Steps for Completing a Punnett Grid

  1. Determine gene, alleles, and parental diploid genotypes.
  2. Determine the unique gametes from each parent that result from segregation of alleles during meiosis.
  3. Draw a Punnett grid using unique gametes only.
  4. Fill in the Punnett grid with the possible genotypes of the offspring.
  5. Summarize possible genotypes and phenotypes of offspring, with expected ratios.

  • Punnett Grid is more appropriate because not all have to be “squares.” Depending on the genotypes of the parents, a “rectangle” might be more appropriate.

  • Example: A homozygous tall pea plant is crossed with a heterozygous tall pea plant.

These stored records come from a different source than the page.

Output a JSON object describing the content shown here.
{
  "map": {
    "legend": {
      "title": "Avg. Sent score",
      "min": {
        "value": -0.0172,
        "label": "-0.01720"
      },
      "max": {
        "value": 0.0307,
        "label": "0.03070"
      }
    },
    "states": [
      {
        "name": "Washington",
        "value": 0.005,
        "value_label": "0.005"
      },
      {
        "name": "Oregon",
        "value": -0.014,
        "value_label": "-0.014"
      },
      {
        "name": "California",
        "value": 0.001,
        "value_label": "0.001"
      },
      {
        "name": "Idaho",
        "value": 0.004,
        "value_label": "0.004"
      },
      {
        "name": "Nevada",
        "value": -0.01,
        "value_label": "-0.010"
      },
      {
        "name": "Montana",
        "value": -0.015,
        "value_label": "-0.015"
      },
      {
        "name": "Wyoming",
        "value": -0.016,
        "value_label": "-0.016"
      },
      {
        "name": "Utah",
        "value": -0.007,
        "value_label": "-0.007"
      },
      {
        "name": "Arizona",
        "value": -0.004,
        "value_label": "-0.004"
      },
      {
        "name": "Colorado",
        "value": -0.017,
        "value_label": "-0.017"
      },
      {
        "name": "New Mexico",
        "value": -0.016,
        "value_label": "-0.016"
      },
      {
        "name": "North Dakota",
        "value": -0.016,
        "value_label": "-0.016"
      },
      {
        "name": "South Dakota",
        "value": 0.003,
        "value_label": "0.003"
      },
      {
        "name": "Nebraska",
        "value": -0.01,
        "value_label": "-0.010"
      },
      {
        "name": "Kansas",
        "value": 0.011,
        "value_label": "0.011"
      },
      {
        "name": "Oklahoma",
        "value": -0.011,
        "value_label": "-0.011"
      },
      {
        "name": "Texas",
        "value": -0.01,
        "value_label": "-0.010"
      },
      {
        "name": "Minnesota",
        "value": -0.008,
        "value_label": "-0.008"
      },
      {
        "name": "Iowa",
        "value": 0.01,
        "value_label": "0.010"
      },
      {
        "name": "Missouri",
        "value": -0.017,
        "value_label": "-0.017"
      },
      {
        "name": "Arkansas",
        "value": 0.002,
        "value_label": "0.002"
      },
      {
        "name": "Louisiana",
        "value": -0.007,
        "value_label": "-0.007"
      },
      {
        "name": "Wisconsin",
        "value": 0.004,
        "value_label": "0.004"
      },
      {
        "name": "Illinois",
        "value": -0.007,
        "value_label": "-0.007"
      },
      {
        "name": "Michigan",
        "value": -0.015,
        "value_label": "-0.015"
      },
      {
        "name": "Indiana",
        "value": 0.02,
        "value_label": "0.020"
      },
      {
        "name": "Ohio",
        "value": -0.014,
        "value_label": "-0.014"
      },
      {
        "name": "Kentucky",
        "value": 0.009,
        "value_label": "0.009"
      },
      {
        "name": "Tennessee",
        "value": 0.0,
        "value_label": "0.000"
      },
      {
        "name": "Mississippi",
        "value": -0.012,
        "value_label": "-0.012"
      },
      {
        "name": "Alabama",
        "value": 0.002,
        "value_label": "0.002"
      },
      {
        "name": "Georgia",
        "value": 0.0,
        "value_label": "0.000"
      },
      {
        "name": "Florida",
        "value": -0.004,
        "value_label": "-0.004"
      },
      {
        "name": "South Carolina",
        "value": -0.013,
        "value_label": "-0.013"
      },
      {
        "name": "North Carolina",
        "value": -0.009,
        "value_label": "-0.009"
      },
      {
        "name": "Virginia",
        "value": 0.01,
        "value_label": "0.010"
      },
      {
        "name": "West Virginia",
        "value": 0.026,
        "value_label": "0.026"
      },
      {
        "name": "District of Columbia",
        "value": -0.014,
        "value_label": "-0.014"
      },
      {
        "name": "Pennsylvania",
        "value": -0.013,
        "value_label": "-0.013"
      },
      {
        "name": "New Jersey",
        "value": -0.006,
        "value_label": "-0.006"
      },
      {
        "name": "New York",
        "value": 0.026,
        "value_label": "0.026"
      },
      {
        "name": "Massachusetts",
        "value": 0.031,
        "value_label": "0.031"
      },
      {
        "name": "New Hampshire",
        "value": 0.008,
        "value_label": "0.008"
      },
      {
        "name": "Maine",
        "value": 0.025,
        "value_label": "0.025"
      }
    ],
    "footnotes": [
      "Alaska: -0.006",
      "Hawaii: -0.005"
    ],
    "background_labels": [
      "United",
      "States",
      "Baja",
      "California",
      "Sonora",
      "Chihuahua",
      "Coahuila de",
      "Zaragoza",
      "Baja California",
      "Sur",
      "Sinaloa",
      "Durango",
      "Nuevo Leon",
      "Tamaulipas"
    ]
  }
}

    • Gene = pea plant height
    • Alleles = T for tall, t for dwarf
    • Parent = Homozygous tall is TT genotypes, Heterozygous tall is Tt
    • Parent diploid genotype, meaning what the parent cell genotype is before it does meiosis and makes gametes
    • Homozygous tall parent (TT) produces all gametes with the T allele.
    • Heterozygous tall parent (Tt) can make gametes with T or t.

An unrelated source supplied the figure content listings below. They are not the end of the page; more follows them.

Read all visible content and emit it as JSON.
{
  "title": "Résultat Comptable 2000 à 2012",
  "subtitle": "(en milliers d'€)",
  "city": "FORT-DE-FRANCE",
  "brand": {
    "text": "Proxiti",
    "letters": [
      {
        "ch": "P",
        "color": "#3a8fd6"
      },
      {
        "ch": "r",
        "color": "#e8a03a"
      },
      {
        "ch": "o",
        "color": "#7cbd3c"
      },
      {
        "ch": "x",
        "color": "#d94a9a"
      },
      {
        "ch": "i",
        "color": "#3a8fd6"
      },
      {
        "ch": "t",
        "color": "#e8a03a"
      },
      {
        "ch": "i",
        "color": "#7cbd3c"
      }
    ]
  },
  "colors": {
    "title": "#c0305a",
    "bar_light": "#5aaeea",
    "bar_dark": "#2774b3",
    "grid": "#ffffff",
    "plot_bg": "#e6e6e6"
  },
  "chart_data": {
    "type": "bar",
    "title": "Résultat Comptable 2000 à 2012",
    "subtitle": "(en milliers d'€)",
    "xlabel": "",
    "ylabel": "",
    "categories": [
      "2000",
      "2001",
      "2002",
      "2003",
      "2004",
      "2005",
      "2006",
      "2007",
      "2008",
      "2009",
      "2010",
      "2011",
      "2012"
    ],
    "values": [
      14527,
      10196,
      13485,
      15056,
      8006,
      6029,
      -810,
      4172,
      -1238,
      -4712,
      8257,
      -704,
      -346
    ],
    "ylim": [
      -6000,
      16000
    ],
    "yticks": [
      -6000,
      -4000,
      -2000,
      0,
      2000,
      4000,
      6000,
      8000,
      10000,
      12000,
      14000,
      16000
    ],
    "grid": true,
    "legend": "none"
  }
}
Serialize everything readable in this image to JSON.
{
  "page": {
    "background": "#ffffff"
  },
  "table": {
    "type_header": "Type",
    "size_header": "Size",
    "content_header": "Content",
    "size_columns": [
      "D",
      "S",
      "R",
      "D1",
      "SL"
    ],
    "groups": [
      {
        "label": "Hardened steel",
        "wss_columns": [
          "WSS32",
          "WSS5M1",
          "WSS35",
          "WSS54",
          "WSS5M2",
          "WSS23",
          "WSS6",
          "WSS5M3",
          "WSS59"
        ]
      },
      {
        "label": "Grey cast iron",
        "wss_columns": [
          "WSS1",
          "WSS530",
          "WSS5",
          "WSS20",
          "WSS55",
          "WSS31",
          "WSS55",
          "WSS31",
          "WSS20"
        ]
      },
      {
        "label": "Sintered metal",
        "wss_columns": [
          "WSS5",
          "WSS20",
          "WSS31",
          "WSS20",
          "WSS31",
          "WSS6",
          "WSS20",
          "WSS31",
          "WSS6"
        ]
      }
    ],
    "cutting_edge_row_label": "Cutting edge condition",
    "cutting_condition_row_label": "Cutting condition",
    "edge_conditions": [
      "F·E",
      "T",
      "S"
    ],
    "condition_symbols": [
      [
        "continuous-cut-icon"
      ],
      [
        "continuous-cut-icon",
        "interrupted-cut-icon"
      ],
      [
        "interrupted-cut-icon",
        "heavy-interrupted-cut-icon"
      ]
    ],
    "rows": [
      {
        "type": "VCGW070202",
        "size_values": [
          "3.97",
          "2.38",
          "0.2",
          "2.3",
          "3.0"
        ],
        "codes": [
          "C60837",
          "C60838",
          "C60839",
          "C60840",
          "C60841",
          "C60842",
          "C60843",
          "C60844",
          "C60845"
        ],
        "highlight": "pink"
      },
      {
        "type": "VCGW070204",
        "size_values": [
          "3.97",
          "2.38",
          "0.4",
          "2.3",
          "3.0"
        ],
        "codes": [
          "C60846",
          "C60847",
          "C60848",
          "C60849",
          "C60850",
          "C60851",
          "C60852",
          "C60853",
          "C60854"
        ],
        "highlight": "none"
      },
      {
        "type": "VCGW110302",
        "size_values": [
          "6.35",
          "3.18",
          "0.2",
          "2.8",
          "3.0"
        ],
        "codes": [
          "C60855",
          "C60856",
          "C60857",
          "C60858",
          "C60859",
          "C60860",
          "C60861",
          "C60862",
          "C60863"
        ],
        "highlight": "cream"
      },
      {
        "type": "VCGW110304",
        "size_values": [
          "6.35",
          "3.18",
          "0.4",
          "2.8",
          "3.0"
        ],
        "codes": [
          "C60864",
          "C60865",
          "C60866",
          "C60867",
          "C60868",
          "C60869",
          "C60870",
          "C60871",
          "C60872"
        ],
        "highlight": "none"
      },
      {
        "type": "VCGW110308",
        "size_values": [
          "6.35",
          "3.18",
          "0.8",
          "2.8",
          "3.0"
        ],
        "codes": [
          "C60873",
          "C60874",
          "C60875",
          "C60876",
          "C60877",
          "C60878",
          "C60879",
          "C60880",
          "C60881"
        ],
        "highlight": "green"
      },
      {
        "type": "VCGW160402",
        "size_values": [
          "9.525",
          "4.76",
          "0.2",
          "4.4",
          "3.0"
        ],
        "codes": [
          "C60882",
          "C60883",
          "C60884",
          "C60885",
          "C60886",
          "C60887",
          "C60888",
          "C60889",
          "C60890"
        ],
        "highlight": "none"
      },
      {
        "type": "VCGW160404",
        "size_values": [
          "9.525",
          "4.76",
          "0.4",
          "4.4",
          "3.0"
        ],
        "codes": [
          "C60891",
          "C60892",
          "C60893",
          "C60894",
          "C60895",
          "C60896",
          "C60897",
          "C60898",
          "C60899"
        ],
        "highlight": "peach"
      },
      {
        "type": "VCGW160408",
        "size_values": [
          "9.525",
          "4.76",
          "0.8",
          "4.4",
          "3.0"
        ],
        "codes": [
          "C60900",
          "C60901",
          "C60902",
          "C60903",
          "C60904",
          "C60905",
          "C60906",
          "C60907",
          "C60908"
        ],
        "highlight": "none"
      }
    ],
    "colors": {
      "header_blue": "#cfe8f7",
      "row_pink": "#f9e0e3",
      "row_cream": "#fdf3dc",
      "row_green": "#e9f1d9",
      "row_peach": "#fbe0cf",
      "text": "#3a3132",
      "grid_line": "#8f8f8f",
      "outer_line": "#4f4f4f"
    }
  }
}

  • For each parent, examine how many unique genotypes the gametes can be given the parent genotype.

    • AA parent - all gametes will have “A”, so there is ONE type of unique gamete
    • Aa parent - gametes can have either “A” or “a”, so there are TWO types of unique gametes
    • aa parent - all gametes will have “a”, so there is ONE type of unique gamete

  • Then, make a Punnett grid with only the types of unique gametes.

    • AA x aa --> 1 gamete type X 1 gamete type = 1 box Punnett
    • AA x Aa --> 1 gamete type X 2 gamete types = 2 box Punnett
    • Aa x Aa --> 2 gamete types X 2 gamete types = 4 box Punnett

  • Each box of the Punnett grid represents an equal probability of a genetic outcome for an offspring of a cross between these two parents.

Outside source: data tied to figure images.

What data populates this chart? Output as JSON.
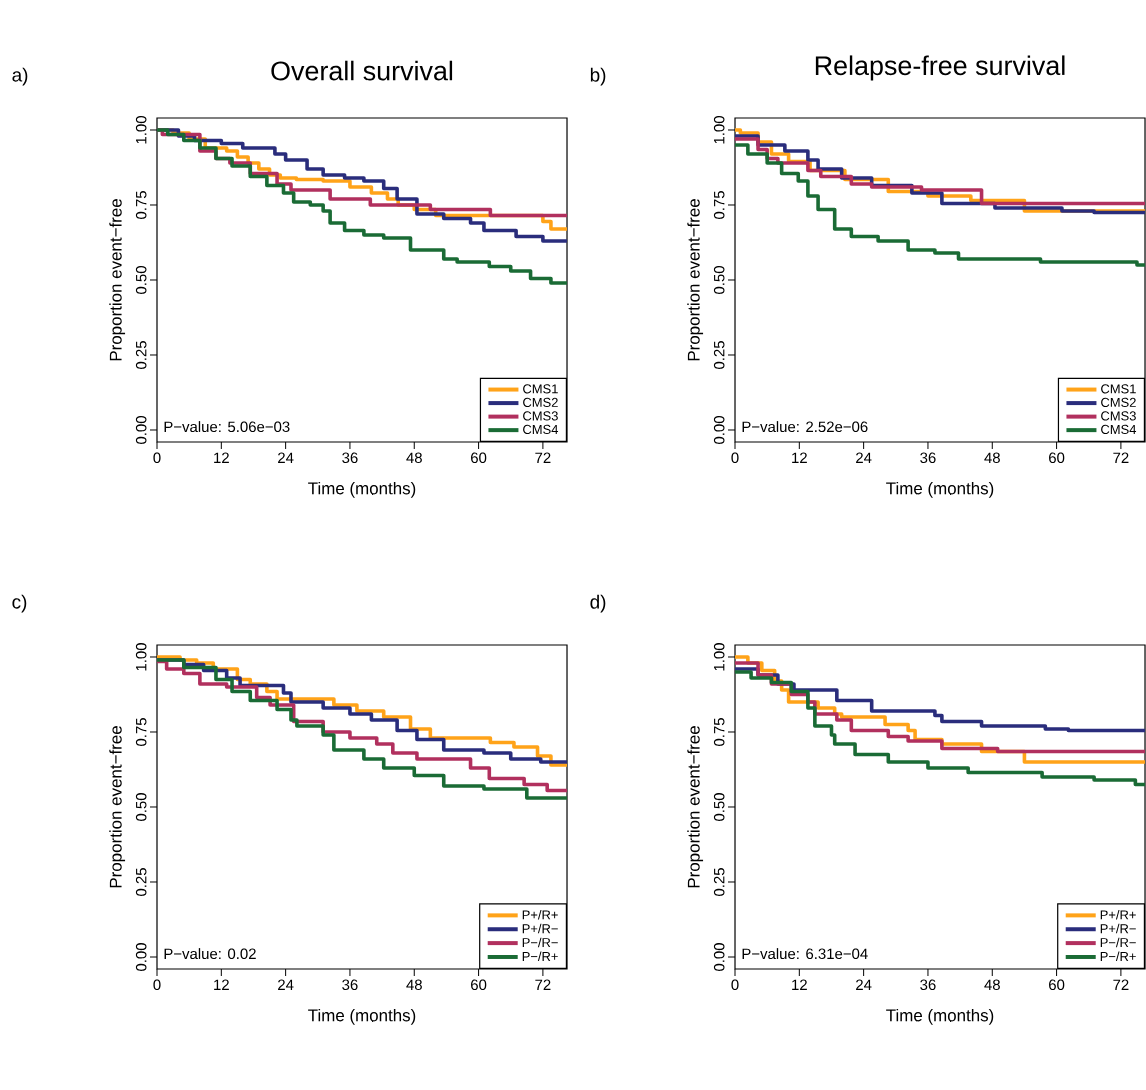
{
  "chart_data": [
    {
      "type": "step",
      "title": "Overall survival",
      "xlabel": "Time (months)",
      "ylabel": "Proportion event−free",
      "annotations": [
        "a)",
        "P−value: 5.06e−03"
      ],
      "xlim": [
        0,
        76.5
      ],
      "ylim": [
        -0.04,
        1.04
      ],
      "xticks": [
        0,
        12,
        24,
        36,
        48,
        60,
        72
      ],
      "yticks": [
        {
          "value": 0,
          "label": "0.00"
        },
        {
          "value": 0.25,
          "label": "0.25"
        },
        {
          "value": 0.5,
          "label": "0.50"
        },
        {
          "value": 0.75,
          "label": "0.75"
        },
        {
          "value": 1,
          "label": "1.00"
        }
      ],
      "legend": "bottom right",
      "series": [
        {
          "name": "CMS1",
          "color": "#ffa319",
          "x": [
            0,
            3,
            6,
            9,
            13,
            15,
            17,
            19,
            21,
            23,
            26,
            31,
            36,
            40,
            43,
            45,
            48,
            52,
            72,
            73.5,
            76.5
          ],
          "values": [
            1,
            0.99,
            0.97,
            0.94,
            0.93,
            0.91,
            0.89,
            0.87,
            0.85,
            0.84,
            0.835,
            0.83,
            0.81,
            0.79,
            0.77,
            0.75,
            0.735,
            0.715,
            0.695,
            0.67,
            0.67
          ]
        },
        {
          "name": "CMS2",
          "color": "#2a2d7c",
          "x": [
            0,
            4,
            7,
            12,
            16,
            22,
            24,
            28,
            31,
            35,
            38.6,
            42.3,
            44.8,
            48.5,
            53.5,
            58.5,
            61,
            67,
            72,
            76.5
          ],
          "values": [
            1,
            0.98,
            0.965,
            0.955,
            0.94,
            0.92,
            0.9,
            0.87,
            0.85,
            0.84,
            0.83,
            0.805,
            0.77,
            0.72,
            0.705,
            0.69,
            0.665,
            0.645,
            0.63,
            0.63
          ]
        },
        {
          "name": "CMS3",
          "color": "#b1305e",
          "x": [
            0,
            1,
            8,
            11,
            13.6,
            17.4,
            22.4,
            25,
            32.3,
            39.8,
            51,
            62.2,
            76.5
          ],
          "values": [
            1,
            0.985,
            0.93,
            0.905,
            0.89,
            0.855,
            0.82,
            0.8,
            0.77,
            0.75,
            0.735,
            0.715,
            0.715
          ]
        },
        {
          "name": "CMS4",
          "color": "#1a6b35",
          "x": [
            0,
            2,
            5,
            8,
            11,
            14,
            17.4,
            20.5,
            23.6,
            25.5,
            28.6,
            31,
            32.3,
            35,
            38.6,
            42.3,
            47.3,
            53.5,
            56,
            62,
            66,
            69.7,
            73.5,
            76.5
          ],
          "values": [
            1,
            0.985,
            0.965,
            0.94,
            0.905,
            0.88,
            0.845,
            0.815,
            0.79,
            0.76,
            0.75,
            0.73,
            0.69,
            0.665,
            0.65,
            0.64,
            0.6,
            0.57,
            0.56,
            0.545,
            0.53,
            0.505,
            0.49,
            0.49
          ]
        }
      ]
    },
    {
      "type": "step",
      "title": "Relapse-free survival",
      "xlabel": "Time (months)",
      "ylabel": "Proportion event−free",
      "annotations": [
        "b)",
        "P−value: 2.52e−06"
      ],
      "xlim": [
        0,
        76.5
      ],
      "ylim": [
        -0.04,
        1.04
      ],
      "xticks": [
        0,
        12,
        24,
        36,
        48,
        60,
        72
      ],
      "yticks": [
        {
          "value": 0,
          "label": "0.00"
        },
        {
          "value": 0.25,
          "label": "0.25"
        },
        {
          "value": 0.5,
          "label": "0.50"
        },
        {
          "value": 0.75,
          "label": "0.75"
        },
        {
          "value": 1,
          "label": "1.00"
        }
      ],
      "legend": "bottom right",
      "series": [
        {
          "name": "CMS1",
          "color": "#ffa319",
          "x": [
            0,
            1,
            4.3,
            6.8,
            10,
            14,
            20.5,
            28.6,
            36,
            44,
            54,
            76.5
          ],
          "values": [
            1,
            0.99,
            0.96,
            0.92,
            0.895,
            0.865,
            0.835,
            0.795,
            0.78,
            0.765,
            0.73,
            0.73
          ]
        },
        {
          "name": "CMS2",
          "color": "#2a2d7c",
          "x": [
            0,
            4.3,
            9.3,
            13.6,
            15.5,
            19.9,
            25.5,
            33,
            38.6,
            48.5,
            61,
            67,
            76.5
          ],
          "values": [
            0.98,
            0.95,
            0.93,
            0.9,
            0.87,
            0.84,
            0.815,
            0.79,
            0.755,
            0.74,
            0.73,
            0.725,
            0.725
          ]
        },
        {
          "name": "CMS3",
          "color": "#b1305e",
          "x": [
            0,
            4.3,
            6,
            8,
            13.6,
            16,
            21.7,
            25.5,
            34.8,
            46,
            76.5
          ],
          "values": [
            0.97,
            0.935,
            0.905,
            0.89,
            0.865,
            0.845,
            0.82,
            0.81,
            0.8,
            0.755,
            0.755
          ]
        },
        {
          "name": "CMS4",
          "color": "#1a6b35",
          "x": [
            0,
            2.4,
            6,
            8.7,
            11.8,
            13.6,
            15.5,
            18.6,
            21.7,
            26.7,
            32.3,
            37.3,
            41.7,
            57,
            75,
            76.5
          ],
          "values": [
            0.95,
            0.92,
            0.89,
            0.855,
            0.83,
            0.78,
            0.735,
            0.67,
            0.645,
            0.63,
            0.6,
            0.59,
            0.57,
            0.56,
            0.55,
            0.55
          ]
        }
      ]
    },
    {
      "type": "step",
      "xlabel": "Time (months)",
      "ylabel": "Proportion event−free",
      "annotations": [
        "c)",
        "P−value: 0.02"
      ],
      "xlim": [
        0,
        76.5
      ],
      "ylim": [
        -0.04,
        1.04
      ],
      "xticks": [
        0,
        12,
        24,
        36,
        48,
        60,
        72
      ],
      "yticks": [
        {
          "value": 0,
          "label": "0.00"
        },
        {
          "value": 0.25,
          "label": "0.25"
        },
        {
          "value": 0.5,
          "label": "0.50"
        },
        {
          "value": 0.75,
          "label": "0.75"
        },
        {
          "value": 1,
          "label": "1.00"
        }
      ],
      "legend": "bottom right",
      "series": [
        {
          "name": "P+/R+",
          "color": "#ffa319",
          "x": [
            0,
            4.3,
            7.4,
            10.5,
            15,
            17.4,
            20.5,
            22.4,
            33,
            37.3,
            42.3,
            47.3,
            51,
            62.2,
            66.6,
            71,
            73.5,
            76.5
          ],
          "values": [
            1,
            0.99,
            0.98,
            0.96,
            0.925,
            0.91,
            0.885,
            0.86,
            0.84,
            0.82,
            0.8,
            0.76,
            0.73,
            0.715,
            0.7,
            0.67,
            0.64,
            0.64
          ]
        },
        {
          "name": "P+/R−",
          "color": "#2a2d7c",
          "x": [
            0,
            5,
            8.7,
            13,
            15.5,
            23.6,
            25,
            31,
            36,
            40,
            44.8,
            48.5,
            53.5,
            61,
            66,
            71.6,
            76.5
          ],
          "values": [
            0.99,
            0.975,
            0.955,
            0.93,
            0.905,
            0.88,
            0.85,
            0.83,
            0.81,
            0.79,
            0.755,
            0.725,
            0.69,
            0.68,
            0.66,
            0.65,
            0.65
          ]
        },
        {
          "name": "P−/R−",
          "color": "#b1305e",
          "x": [
            0,
            1.8,
            5,
            8,
            13,
            18.6,
            21.1,
            25.5,
            31,
            36,
            41,
            44,
            48.5,
            58.5,
            62,
            68.5,
            72.8,
            76.5
          ],
          "values": [
            0.985,
            0.96,
            0.945,
            0.91,
            0.9,
            0.865,
            0.84,
            0.785,
            0.75,
            0.73,
            0.71,
            0.68,
            0.66,
            0.63,
            0.595,
            0.575,
            0.555,
            0.555
          ]
        },
        {
          "name": "P−/R+",
          "color": "#1a6b35",
          "x": [
            0,
            5,
            11,
            14,
            17.4,
            22.4,
            25,
            26.1,
            31,
            33,
            38.6,
            42.3,
            48,
            53.5,
            61,
            69,
            76.5
          ],
          "values": [
            0.99,
            0.965,
            0.925,
            0.885,
            0.855,
            0.825,
            0.79,
            0.77,
            0.74,
            0.69,
            0.66,
            0.63,
            0.605,
            0.57,
            0.56,
            0.53,
            0.53
          ]
        }
      ]
    },
    {
      "type": "step",
      "xlabel": "Time (months)",
      "ylabel": "Proportion event−free",
      "annotations": [
        "d)",
        "P−value: 6.31e−04"
      ],
      "xlim": [
        0,
        76.5
      ],
      "ylim": [
        -0.04,
        1.04
      ],
      "xticks": [
        0,
        12,
        24,
        36,
        48,
        60,
        72
      ],
      "yticks": [
        {
          "value": 0,
          "label": "0.00"
        },
        {
          "value": 0.25,
          "label": "0.25"
        },
        {
          "value": 0.5,
          "label": "0.50"
        },
        {
          "value": 0.75,
          "label": "0.75"
        },
        {
          "value": 1,
          "label": "1.00"
        }
      ],
      "legend": "bottom right",
      "series": [
        {
          "name": "P+/R+",
          "color": "#ffa319",
          "x": [
            0,
            2.4,
            5,
            7.4,
            8.7,
            10,
            15.5,
            18.6,
            19.9,
            28,
            32.3,
            33.6,
            38.6,
            46,
            54,
            76.5
          ],
          "values": [
            1,
            0.98,
            0.955,
            0.92,
            0.89,
            0.85,
            0.83,
            0.81,
            0.8,
            0.775,
            0.755,
            0.725,
            0.71,
            0.685,
            0.65,
            0.65
          ]
        },
        {
          "name": "P+/R−",
          "color": "#2a2d7c",
          "x": [
            0,
            4.3,
            8,
            11,
            19,
            25.5,
            37.3,
            38.6,
            46,
            57.9,
            62.2,
            76.5
          ],
          "values": [
            0.96,
            0.94,
            0.91,
            0.89,
            0.855,
            0.82,
            0.805,
            0.785,
            0.77,
            0.76,
            0.755,
            0.755
          ]
        },
        {
          "name": "P−/R−",
          "color": "#b1305e",
          "x": [
            0,
            4.3,
            6.8,
            10.5,
            13.6,
            14.9,
            19,
            21.7,
            28.6,
            32.3,
            38.6,
            49,
            76.5
          ],
          "values": [
            0.98,
            0.94,
            0.91,
            0.875,
            0.85,
            0.81,
            0.79,
            0.755,
            0.735,
            0.72,
            0.695,
            0.685,
            0.685
          ]
        },
        {
          "name": "P−/R+",
          "color": "#1a6b35",
          "x": [
            0,
            3,
            6.8,
            10.5,
            13.6,
            14.9,
            18,
            18.6,
            22.4,
            28.6,
            36,
            43.5,
            57.3,
            67,
            74.7,
            76.5
          ],
          "values": [
            0.95,
            0.93,
            0.915,
            0.885,
            0.83,
            0.77,
            0.74,
            0.71,
            0.675,
            0.65,
            0.63,
            0.615,
            0.6,
            0.59,
            0.575,
            0.575
          ]
        }
      ]
    }
  ]
}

    • Offspring genotypes = 1/2 TT, 1/2 Tt
    • Offspring phenotypes = 4/4 tall plants

D3.2.3 Genotype as the combination of alleles inherited by an organism

  • Gene: A sequence of DNA nucleotides that codes for an RNA or protein product. Genes are located on chromosomes. There are many genes located on each chromosome.
  • Transcription is the synthesis of RNA using the gene as a template.
  • Translation is the synthesis of a polypeptide from mRNA.
  • The sequence of nitrogenous bases in nucleic acids forms a code that stores information that is used to make proteins in the process of gene expression.
  • Alleles: Different versions of the same gene.
  • Because they are the same gene, alleles code for the same type of protein.
  • Alleles of a gene may be different by a single base in the sequence of the gene or by large sections.
  • New alleles are generated by mutation which can form single-nucleotide polymorphisms.
  • Alleles are often dominant or recessive to other alleles.
  • Diploid Organisms: Have two copies of each chromosome, one inherited from each parent. As a result, diploid organisms have two copies of each gene.
  • Genotype: The combination of alleles for the two copies of a gene within a diploid cell.
  • Homozygous: The two copies of the gene are of the same allele (AA or aa).
    • Having two of the same alleles of a particular gene.
    • The individual's mom and dad passed on the same versions of the gene.
    • Notated by two capital letters (XX) for the dominant alleles, and two lowercase letters (xx) for the recessive alleles.
  • Heterozygous: The two copies of the gene are different alleles (Aa).
    • Having two different alleles of a particular gene.
    • The individual's mom and dad passed on different versions of the gene.
    • Notated by one capital letter for the dominant allele and one lowercase letter for the recessive allele (Xx).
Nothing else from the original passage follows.